The system CaO‐MgO‐Al2O3‐SiO2 is well known for its importance in many fields of ceramic technology, especially in the field of industrial refractories. The present study, although providing additional data on the liquid phases in basic refractory materials, was undertaken primarily to determine the composition‐melting‐ point behavior of iron blast‐furnace slags. About 95% of the composition of blast‐furnace slags generally can be expressed in terms of CaO, MgO, Al2O3, and SO2, the additional constituents being FeO, MnO, and S. The MgO content of these slags depends on the type of “stone” used as a flux, which may be essentially pure limestone, dolomitic limestone, or a mixture of limestone and dolomite as determined by economic factors related to sources of raw materials.

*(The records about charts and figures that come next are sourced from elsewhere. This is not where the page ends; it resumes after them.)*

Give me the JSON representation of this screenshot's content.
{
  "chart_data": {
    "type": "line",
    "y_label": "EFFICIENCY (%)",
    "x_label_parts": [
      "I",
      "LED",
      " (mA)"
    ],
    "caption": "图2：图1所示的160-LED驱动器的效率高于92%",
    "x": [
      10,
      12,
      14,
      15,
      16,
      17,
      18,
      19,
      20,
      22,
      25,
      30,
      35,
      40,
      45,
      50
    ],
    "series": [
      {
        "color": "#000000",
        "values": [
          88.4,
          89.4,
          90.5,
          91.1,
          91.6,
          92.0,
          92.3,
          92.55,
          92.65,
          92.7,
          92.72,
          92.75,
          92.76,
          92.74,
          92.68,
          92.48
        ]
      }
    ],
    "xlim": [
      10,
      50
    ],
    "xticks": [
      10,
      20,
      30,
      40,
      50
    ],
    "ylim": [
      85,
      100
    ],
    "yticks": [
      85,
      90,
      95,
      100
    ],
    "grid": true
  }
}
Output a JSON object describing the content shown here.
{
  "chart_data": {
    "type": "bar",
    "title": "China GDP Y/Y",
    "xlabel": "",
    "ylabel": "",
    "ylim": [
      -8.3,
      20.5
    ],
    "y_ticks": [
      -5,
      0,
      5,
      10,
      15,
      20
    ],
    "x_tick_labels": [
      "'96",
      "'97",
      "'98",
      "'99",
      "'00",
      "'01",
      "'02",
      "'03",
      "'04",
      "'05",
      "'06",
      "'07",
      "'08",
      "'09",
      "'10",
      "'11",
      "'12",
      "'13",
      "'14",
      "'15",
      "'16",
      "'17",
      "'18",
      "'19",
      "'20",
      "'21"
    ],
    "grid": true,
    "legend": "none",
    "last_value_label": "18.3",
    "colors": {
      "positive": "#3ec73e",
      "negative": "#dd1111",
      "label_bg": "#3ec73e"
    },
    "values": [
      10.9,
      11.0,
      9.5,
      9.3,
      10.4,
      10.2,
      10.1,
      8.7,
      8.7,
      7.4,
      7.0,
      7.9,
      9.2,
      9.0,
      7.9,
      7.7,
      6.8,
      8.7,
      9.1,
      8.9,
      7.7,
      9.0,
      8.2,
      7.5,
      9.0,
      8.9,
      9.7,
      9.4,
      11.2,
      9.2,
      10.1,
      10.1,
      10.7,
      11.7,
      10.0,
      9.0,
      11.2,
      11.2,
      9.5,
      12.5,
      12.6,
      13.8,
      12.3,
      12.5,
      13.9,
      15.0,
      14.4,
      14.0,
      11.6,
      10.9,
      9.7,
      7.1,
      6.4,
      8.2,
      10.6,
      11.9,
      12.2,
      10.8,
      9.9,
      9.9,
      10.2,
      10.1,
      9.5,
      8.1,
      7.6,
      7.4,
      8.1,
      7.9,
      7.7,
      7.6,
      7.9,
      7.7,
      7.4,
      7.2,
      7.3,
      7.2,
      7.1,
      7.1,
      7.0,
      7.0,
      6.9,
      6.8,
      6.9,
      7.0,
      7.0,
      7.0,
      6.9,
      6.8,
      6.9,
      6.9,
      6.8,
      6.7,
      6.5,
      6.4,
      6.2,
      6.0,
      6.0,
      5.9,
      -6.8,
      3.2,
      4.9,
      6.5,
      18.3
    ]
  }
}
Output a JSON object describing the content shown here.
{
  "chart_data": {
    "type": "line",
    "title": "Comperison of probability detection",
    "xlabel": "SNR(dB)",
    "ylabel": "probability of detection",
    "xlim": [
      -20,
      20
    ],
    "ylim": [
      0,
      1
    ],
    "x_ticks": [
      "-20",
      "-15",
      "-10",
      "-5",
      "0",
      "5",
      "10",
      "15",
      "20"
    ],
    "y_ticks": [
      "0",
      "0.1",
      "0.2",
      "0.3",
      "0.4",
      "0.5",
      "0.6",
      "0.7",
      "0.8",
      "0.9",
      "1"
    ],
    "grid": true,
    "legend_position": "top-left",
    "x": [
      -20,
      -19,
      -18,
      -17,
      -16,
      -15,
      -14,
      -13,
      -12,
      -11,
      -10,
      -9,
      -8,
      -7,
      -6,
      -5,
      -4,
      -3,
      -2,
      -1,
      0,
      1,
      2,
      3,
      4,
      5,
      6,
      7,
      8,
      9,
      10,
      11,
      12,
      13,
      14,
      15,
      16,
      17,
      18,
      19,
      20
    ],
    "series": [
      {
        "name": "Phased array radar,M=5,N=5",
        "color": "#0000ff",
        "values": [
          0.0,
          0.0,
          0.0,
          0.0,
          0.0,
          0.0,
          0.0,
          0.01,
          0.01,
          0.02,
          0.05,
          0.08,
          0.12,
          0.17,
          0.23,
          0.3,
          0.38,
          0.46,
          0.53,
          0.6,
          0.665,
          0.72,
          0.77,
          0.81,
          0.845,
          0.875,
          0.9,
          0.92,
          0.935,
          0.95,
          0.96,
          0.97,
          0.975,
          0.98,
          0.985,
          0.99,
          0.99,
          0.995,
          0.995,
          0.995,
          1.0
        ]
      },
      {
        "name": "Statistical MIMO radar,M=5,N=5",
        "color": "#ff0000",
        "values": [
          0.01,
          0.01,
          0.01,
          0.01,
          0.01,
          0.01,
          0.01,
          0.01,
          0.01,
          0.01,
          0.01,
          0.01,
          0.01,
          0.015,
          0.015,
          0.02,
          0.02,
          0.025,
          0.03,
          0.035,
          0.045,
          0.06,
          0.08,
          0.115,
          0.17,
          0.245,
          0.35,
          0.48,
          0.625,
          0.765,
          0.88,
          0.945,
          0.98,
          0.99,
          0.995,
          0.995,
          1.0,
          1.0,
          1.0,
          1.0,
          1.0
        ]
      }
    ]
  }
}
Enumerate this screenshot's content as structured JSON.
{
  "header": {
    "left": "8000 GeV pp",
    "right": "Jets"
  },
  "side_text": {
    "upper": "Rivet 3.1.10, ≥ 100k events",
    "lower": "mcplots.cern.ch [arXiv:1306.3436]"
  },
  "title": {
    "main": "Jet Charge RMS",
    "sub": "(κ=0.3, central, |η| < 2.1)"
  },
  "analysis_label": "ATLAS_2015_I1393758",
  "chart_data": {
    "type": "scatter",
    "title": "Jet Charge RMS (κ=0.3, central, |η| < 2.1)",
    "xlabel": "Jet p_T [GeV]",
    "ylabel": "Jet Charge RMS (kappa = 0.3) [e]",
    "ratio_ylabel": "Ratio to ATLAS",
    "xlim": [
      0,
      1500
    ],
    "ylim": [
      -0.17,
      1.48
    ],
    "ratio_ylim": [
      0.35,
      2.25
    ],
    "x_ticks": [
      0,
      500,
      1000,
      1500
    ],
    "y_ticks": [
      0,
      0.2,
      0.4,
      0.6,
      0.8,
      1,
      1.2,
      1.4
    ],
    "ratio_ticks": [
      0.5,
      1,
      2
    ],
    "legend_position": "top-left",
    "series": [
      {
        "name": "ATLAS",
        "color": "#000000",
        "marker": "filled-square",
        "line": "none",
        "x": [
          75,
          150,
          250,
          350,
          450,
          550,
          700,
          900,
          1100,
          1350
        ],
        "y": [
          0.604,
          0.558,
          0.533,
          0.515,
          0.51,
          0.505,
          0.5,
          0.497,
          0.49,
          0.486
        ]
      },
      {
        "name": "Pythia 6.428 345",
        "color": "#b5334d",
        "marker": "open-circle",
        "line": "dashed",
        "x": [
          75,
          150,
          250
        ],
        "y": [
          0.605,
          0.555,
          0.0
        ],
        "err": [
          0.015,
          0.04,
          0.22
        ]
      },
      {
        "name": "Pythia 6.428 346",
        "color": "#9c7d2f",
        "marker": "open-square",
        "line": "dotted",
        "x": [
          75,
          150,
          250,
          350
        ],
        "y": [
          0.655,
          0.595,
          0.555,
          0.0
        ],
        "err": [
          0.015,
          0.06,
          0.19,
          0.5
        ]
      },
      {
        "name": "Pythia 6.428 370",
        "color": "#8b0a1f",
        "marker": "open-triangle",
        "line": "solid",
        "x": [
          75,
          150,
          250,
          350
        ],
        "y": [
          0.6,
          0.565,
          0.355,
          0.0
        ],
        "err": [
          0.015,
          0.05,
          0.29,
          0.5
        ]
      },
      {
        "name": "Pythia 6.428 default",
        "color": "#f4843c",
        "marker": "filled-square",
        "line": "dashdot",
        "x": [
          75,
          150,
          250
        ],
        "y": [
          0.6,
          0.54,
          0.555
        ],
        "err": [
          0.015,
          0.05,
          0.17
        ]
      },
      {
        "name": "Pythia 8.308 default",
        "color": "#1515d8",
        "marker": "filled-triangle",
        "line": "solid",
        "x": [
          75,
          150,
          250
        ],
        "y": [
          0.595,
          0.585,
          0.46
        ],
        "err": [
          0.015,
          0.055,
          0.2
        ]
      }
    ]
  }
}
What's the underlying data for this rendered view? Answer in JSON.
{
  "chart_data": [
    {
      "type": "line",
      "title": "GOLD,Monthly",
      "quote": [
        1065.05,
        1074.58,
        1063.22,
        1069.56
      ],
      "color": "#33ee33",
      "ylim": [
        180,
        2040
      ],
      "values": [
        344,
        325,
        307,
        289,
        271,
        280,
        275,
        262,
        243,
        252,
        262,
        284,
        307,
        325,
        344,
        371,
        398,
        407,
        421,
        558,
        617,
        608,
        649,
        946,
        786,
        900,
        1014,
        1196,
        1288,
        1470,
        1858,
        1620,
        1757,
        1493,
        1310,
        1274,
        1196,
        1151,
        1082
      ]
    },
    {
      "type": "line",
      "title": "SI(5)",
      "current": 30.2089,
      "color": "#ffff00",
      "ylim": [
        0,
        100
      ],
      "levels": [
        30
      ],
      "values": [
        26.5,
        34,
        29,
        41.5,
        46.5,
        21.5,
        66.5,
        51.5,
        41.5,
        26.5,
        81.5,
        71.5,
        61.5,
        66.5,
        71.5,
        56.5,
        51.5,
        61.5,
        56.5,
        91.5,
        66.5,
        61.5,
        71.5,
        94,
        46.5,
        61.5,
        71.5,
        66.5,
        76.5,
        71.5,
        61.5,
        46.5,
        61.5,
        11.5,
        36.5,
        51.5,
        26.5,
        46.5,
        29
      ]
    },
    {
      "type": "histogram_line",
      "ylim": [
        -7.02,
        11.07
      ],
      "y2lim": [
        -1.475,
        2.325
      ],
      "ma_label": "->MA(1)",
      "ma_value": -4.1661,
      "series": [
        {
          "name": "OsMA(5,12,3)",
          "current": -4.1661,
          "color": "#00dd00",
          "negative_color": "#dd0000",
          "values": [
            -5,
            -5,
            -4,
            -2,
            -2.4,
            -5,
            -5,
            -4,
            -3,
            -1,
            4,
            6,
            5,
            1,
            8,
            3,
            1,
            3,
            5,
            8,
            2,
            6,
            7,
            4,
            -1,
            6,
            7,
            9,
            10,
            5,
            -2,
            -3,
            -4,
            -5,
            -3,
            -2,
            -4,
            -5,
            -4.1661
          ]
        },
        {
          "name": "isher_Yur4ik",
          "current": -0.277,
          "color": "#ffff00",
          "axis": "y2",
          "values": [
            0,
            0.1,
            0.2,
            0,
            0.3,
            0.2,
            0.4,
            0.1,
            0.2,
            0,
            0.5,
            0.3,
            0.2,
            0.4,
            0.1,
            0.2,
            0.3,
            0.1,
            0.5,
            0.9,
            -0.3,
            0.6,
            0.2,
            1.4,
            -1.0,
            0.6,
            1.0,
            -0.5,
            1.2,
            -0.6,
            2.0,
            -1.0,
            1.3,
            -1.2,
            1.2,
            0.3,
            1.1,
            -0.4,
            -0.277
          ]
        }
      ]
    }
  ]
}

The amount of MgO usually varies between 2 and 10% in the final slag, and it is often important to know the effect on the melting point of a substitution of MgO for CaO. In the present study one hundred and two glass compositions were prepared for liquidus and in some cases secondary‐phase temperature determinations by the quenching method. The investigation was confined chiefly to the central part of the plane adjacent to the lime‐silica‐magnesia face of the tetrahedron. Primary fields of s'lica, diopside, anorthite, pseudowollastonite, cordierite, melilite, spinel, mullite, merwinite, dicalcium silicate, periclase, and corundum were encountered in the course of the work. Liquidus temperatures ranged from a minimum of 1230°C. at the diopside‐anorthite‐tridymite intersection to a maximum of about 1650°C. in the dicalcium silicate field, which was the upper safe limit for the equipment. Petrographic and X‐ray diffraction methods were used to identify phases.